In Britain cod or haddock has been the fish of choice when making a good fish and chip, but New Zealanders tend to use shark, hoki, and tarakihi because these varieties are plentiful off of coastal waters and are dense enough to stand up to the deep frying well. Traditionally lard was used for frying both the fish and chips but these days more and more professional kitchens use vegetable oils with a very high smoke point, such as peanut oil. The chips are always cut thick and seasoned with salt as soon as they come out of the fryer.

The most talked about and hotly debated aspect of making a proper fish and chip plate seems to be the batter the fish is fried in. Purists insist that the batter should just be a bit of flour and water, with the addition of vinegar and baking soda, which act as agents creating bubbles in the batter which supposedly leads to a lighter and crispier piece of fish. More modern recipes use beer instead of water, and proponents of adding beer to the batter claim that the carbon dioxide adds to the lightness and crispiness when frying, as well as enhancing the color of the finished product.

There are so many great restaurants to get fish and chips at across the country, that it is hard to pick just one place. Seafood Plus in Miramar is a place I recently discovered and their fish and chips are spot on. The fish here is perfectly crisp on the outside and moist on the inside. Both the hand-cut chips and fish are perfectly seasoned and the portion size is large. This place is quite unique because it offers a very extensive menu which combines seafood, Chinese, and hamburgers. Although I almost always get the fish and chips when I come here, I have also tried their roast pork bun and genuine paua fritter and both were very well prepared. Seafood Plus does not do delivery, but luckily they offer pick-up if you are in a rush.

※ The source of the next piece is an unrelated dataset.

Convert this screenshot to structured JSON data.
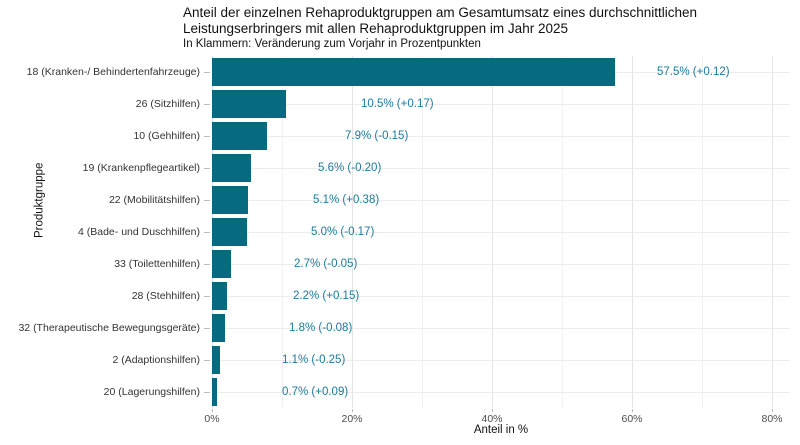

Fish and chips are a classic flavor combination just like ham and eggs or beer and nuts. This dish is simple and convenient when on the go. Every place has a slightly different take on it, and every region of the world uses various species of fish depending on seasonality and availability. Here in New Zealand we are fortunate that we have so much variety and abundance in our waters, which inevitably leads to a wonderful plate of fish and chips.